NYC Civil War draft riots!

Artfuldodger

Senior Member
While reading a Union soldier's letter home I read this;

"In July 1863, Company C boarded a train for New York City, where riots had broken out in opposition to a new draft law. Lincoln had ordered extra conscripts to be raised in the Northern states. The Enrollment Act made most males between the ages of 20 and 45 subject to military draft, but excused any draftee who could pay $300 to buy his way out of service or pay the same amount to an acceptable substitute. This left the poor, often immigrant masses to fight a war many didn’t support.

After names of draftees were published on July 13—a sweltering day—the streets very quickly were convulsed in a saturnalia of lawlessness. What began as a draft riot quickly became a racist rampage, with mobs burning the homes of blacks and lynching them from lampposts. Large parts of the city went up in flames."

http://www.smithsonianmag.com/smith...ight-life-civil-war-soldier-180960784/?no-ist
 

Artfuldodger

Senior Member
I've read about the conscripts/draft and that one could buy their way out of fighting or pay someone else to take their place.
I've never heard of the riots that occurred in New York City.

"The New York City draft riots (July 13–16, 1863), known at the time as Draft Week,[3] were violent disturbances in New York City that were the culmination of working-class discontent with new laws passed by Congress that year to draft men to fight in the ongoing American Civil War. The riots remain the largest civil and racial insurrection in American history, aside from the Civil War itself."

https://en.wikipedia.org/wiki/New_York_City_draft_riots

There are quite a few articles about it on Google links.
 

Duff

Senior Member
Very interesting
 

JustUs4All

Slow Mod
Staff member
That simply can't be true. RACISM is such a southern issue, you know.:rolleyes:
 

JSnake

Useless Billy Bouncer
Just one more of the undeniable things that happened but doesn't fit the current-day narrative so it's either completely left out of the story or very little detail given.

:banginghe:banginghe:banginghe
 

elfiii

Admin
Staff member
Thus the saying - "Rich man's war, poor man's fight."
 

rhbama3

Administrator
Staff member
If you've never seen the movie "Gangs of New York" there is actually a lot of historically accurate scenes in there regarding the draft riots. Straight off the boat, immigrants were being handed a pen to sign a draft agreement and then handed a rifle and uniform.
 

Artfuldodger

Senior Member
If you've never seen the movie "Gangs of New York" there is actually a lot of historically accurate scenes in there regarding the draft riots. Straight off the boat, immigrants were being handed a pen to sign a draft agreement and then handed a rifle and uniform.

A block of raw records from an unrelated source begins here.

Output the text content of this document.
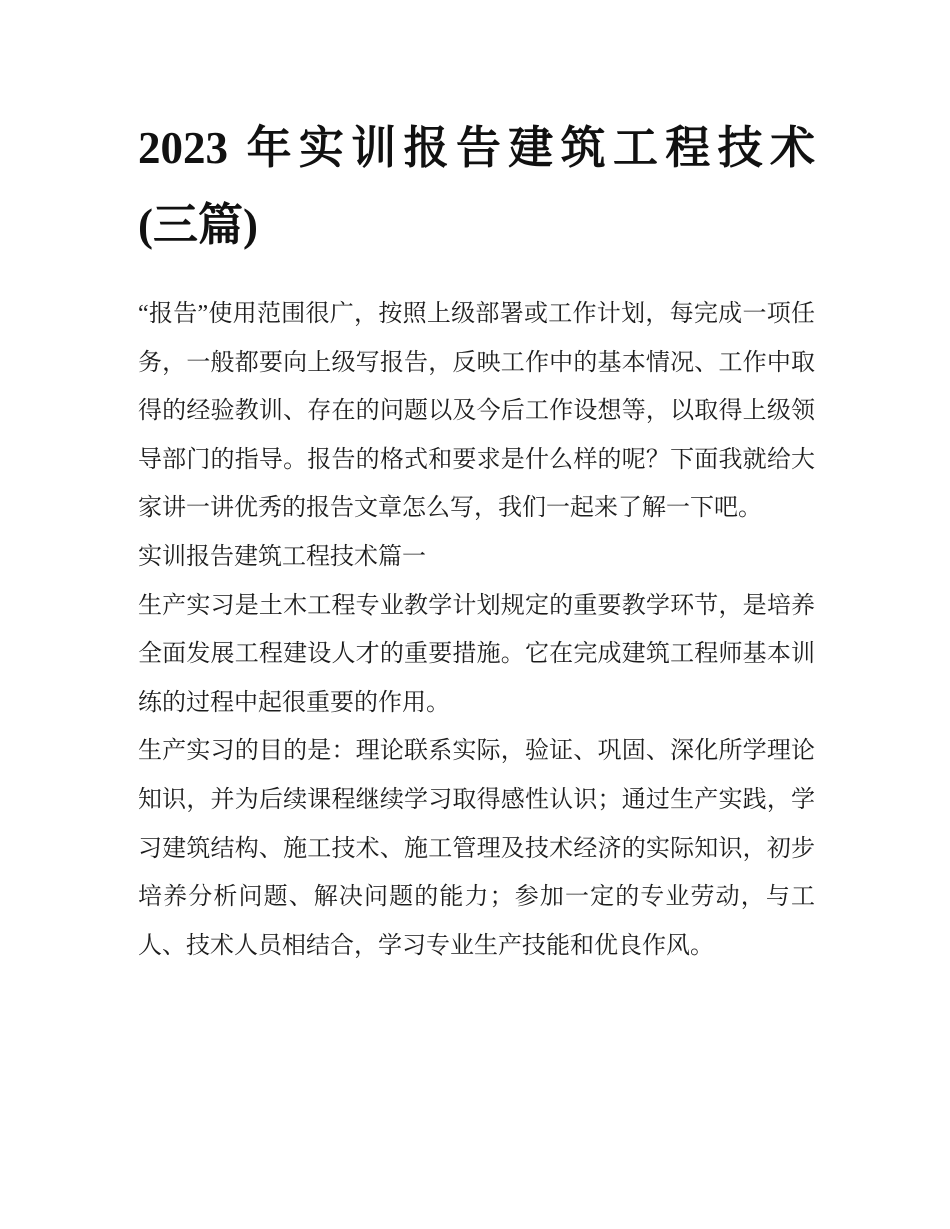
2023 年实训报告建筑工程技术
(三篇)

“报告”使用范围很广，按照上级部署或工作计划，每完成一项任务，一般都要向上级写报告，反映工作中的基本情况、工作中取得的经验教训、存在的问题以及今后工作设想等，以取得上级领导部门的指导。报告的格式和要求是什么样的呢？下面我就给大家讲一讲优秀的报告文章怎么写，我们一起来了解一下吧。

实训报告建筑工程技术篇一

生产实习是土木工程专业教学计划规定的重要教学环节，是培养全面发展工程建设人才的重要措施。它在完成建筑工程师基本训练的过程中起很重要的作用。

生产实习的目的是：理论联系实际，验证、巩固、深化所学理论知识，并为后续课程继续学习取得感性认识；通过生产实践，学习建筑结构、施工技术、施工管理及技术经济的实际知识，初步培养分析问题、解决问题的能力；参加一定的专业劳动，与工人、技术人员相结合，学习专业生产技能和优良作风。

I haven't seen the movie but it looks interesting. From what I gather the “nativists,” American-born gangs hated the immigrants especially the Irish.

The Irish and other New Yorker's saw the draft as a threat to Blacks taking over their jobs.

There was some question as to if the Navy used canon fire on the lower end of Manhattan as shown in the movie.
 

Artfuldodger

Senior Member
Irish opposition to emancipation and conscription gave them a reputation for treason and disloyalty, discounting the loyal service of thousands of Irish volunteers in the Union army. For many nativist critics, Irish participation in the Draft Riots was another indication of Irish immigrants' savagery, unfitness for self-government, and their inferiority to other white races.

Conversely, Irish papers were quick to defend the reputation of the Irish community, contesting the characterization of the mob as solely "Irish" and playing up the role of Irish men and women who worked to end the violence. While a new draft was conducted the following month without incident by "Boss" William M. Tweed (1823-1878) and his Tammany Hall Democrats, the memory of the riots remained fresh in the minds of the African American community and the Protestant elite, who forever associated the affair with the "savage Irish."

http://www.tenement.org/encyclopedia/riots.htm
 

KyDawg

Gone But Not Forgotten
We could have beat them with corn stalks, they just would not fight with corn stalks. Forget who said that but it was true. A lot of Northerners did not have the stomach for the war, but they had all the factories and all the guns and bullets.
 

JustUs4All

Slow Mod
Staff member
We could have beat them with corn stalks, they just would not fight with corn stalks. Forget who said that but it was true. A lot of Northerners did not have the stomach for the war, but they had all the factories and all the guns and bullets.

Yep but we had the finest gunpowder on the planet made right here in Augusta, GA.